From the records we find that an order for refund of the excess amount deposited by the petitioner was made as early as on 04. 10.1988, when the Appellate Authority amongst other specifically recorded that the imposition of penalty was totally unjustified and that excess tax which had been realized by the assessee from its customers had in fact been returned to the consumers by issuance of the credit note. The finding of the Appellate Authority in that regard stands affirmed both under the order of the Tribunal dated 06.04.1999 and under the order of the High Court dated 08.12.2005 whereby the second appeal and the revision filed by the department against the order of the First Appellate Authority had been dismissed.

We may record that on an order being made by the First Appellate Authority on 04.10.1988 that a decision was taken by the Assessing Authority on 16.05.1989 to the effect that the money cannot be returned in view of Section 29 (3) of the Sales Tax Act. The issue of refusal to refund the money due under Section 29(3), in our opinion, would only arise when something becomes payable to the assessee under orders of the competent authority which in the facts of the case would be the order of the First Appellate Authority dated 04.10.1988.

We may further record that under Section 29(1) proviso of the Sales Tax Act, a power has been conferred upon the taxing authority to adjust any amount which is refundable against any other outstanding of the assessee. It is with reference to this power that the amount of excess tax which was paid by the assessee had been adjusted by the department against the amount of penalty which was levied under Section 15-A(1)(QQ). It is also relevant to note that Explanation II to Section 29 provides that the refund would include any adjustment under sub-section 1 of Section 29 of the Act.

What logically follows that the amount of tax which was refundable after the application under Section 22 was allowed and in fact this refundable amount was adjusted in view of Explanation II to Section 29 against the penalty imposed would also carry on interest under Section 29 (2) of the Act, if the condition mentioned therein are satisfied.

We are of the considered opinion that, in the facts of case, the order for refund of the money adjusted against penalty was directed to be returned to the assessee under the order dated 04.10.1988 which order stands affirmed up to the High Court.
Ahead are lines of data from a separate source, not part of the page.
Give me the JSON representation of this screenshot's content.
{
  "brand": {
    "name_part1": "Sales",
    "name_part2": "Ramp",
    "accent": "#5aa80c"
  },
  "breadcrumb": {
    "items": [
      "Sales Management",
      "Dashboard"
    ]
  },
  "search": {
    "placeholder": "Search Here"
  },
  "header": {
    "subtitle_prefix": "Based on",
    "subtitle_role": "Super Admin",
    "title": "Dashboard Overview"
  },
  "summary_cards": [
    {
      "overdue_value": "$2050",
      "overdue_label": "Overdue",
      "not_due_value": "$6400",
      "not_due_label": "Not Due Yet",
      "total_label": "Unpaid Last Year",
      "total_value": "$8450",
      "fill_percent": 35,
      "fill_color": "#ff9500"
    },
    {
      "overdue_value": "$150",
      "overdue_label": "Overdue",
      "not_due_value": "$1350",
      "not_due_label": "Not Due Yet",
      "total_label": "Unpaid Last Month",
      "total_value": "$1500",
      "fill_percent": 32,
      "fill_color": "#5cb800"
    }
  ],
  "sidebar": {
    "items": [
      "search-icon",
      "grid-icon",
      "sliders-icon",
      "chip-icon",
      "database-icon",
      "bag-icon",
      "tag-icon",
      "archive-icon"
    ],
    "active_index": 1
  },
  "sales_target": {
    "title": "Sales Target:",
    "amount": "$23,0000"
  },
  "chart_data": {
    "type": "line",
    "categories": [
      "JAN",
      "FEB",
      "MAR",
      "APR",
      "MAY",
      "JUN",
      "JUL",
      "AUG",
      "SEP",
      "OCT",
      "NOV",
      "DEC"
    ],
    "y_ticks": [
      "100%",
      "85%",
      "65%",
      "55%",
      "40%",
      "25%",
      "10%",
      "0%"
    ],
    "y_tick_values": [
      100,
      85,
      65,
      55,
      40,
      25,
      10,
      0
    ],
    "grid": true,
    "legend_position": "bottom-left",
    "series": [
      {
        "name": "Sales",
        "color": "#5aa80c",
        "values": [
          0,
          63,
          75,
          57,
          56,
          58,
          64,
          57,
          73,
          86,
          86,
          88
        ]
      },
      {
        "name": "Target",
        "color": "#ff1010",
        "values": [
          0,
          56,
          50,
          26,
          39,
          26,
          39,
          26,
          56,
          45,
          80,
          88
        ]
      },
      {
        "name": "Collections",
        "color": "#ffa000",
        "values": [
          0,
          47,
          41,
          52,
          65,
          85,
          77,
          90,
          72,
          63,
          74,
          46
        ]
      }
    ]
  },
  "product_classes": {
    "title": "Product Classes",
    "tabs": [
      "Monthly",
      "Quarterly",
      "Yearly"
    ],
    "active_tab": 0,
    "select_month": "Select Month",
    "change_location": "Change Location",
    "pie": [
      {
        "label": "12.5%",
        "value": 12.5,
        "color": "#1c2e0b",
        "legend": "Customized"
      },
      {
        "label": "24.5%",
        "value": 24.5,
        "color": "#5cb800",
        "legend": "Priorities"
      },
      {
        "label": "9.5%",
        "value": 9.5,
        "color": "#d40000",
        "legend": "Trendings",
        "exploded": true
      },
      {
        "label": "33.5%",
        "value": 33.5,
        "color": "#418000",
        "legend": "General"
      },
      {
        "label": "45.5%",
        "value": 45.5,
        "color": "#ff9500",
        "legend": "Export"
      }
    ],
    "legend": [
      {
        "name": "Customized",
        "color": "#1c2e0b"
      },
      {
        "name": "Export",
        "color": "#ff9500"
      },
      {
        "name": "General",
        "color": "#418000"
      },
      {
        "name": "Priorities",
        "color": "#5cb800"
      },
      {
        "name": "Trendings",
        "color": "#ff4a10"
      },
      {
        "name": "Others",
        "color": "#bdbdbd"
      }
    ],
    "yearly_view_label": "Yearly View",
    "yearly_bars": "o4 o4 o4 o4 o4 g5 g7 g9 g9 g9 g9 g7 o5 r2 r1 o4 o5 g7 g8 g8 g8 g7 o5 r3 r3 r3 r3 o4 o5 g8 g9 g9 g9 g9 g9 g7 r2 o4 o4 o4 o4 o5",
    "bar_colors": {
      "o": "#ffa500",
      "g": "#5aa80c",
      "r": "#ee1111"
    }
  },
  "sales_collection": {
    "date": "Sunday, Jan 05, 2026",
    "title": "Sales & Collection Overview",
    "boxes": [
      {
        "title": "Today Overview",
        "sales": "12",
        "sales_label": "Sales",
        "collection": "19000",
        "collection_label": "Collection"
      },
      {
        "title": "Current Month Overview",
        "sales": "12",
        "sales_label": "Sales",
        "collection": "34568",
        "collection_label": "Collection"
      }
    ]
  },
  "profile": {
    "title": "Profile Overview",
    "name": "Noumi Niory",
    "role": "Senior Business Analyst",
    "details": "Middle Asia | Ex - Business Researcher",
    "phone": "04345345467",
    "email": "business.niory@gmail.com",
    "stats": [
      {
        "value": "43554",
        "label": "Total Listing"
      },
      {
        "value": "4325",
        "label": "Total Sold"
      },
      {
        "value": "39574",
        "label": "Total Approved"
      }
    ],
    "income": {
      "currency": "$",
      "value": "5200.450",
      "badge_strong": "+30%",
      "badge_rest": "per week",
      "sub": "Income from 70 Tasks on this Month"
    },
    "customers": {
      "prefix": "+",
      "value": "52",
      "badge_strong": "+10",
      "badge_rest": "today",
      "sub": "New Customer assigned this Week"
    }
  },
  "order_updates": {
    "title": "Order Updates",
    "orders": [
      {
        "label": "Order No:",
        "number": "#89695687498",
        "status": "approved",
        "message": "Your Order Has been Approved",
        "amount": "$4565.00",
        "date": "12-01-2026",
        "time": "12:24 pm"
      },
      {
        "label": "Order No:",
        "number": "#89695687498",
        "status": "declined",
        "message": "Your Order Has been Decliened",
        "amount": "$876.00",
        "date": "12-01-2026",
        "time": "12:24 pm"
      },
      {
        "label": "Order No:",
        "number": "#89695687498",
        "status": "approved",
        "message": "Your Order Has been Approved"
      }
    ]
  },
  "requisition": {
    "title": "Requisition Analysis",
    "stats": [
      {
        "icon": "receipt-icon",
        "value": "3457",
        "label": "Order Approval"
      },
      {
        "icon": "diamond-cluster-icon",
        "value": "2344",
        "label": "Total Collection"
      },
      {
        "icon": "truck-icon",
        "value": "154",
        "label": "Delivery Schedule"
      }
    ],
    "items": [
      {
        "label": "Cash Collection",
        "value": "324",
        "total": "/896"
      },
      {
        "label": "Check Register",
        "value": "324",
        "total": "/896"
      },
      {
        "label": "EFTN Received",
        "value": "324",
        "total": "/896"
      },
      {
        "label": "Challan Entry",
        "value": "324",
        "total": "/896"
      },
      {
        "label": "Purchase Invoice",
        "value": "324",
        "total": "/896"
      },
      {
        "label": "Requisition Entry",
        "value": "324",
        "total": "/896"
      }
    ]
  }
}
Therefore, the liability to make payment of interest under sub Section 29(2) would accrue from the date the order of the First Appellate Authority was received by the department.

We are also of the opinion that the order of the Tribunal dated 07.09.2002 insofar as it quashes the order under Section 29(3) will not control the applicability of interest under Section 29(2) of the Act, in the facts of the case, inasmuch as the direction for refund was made by the Appellate Authority as early as on 04.10.1988 which order was affirmed by the Tribunal vide order dated 07.09.2002 as also by the High Court while dismissing the Revision No. 214 of 2003 vide order dated 15.03.2010. These orders also lead to the conclusion that the stand taken by the department in exercise of powers under Section 29(3) for refusing to return the money under orders of the Appellate Authority dated 04.10.1988 was illegal.

For the aforesaid reasons we find it a fit case to issue a writ of mandamus directing the Assessing Authority to re-calculate and pay the interest for the period commencing from the date the Assessing Authority had received the order of the First Appellate Authority dated 04.10.1988 till 27.12.2002 at the rates as were applicable from time to time to the assessee. The said exercise may be completed preferably within eight weeks from the date a certified copy of this order is filed before the Assessing Authority.

Writ petition is allowed. No orders as to cost.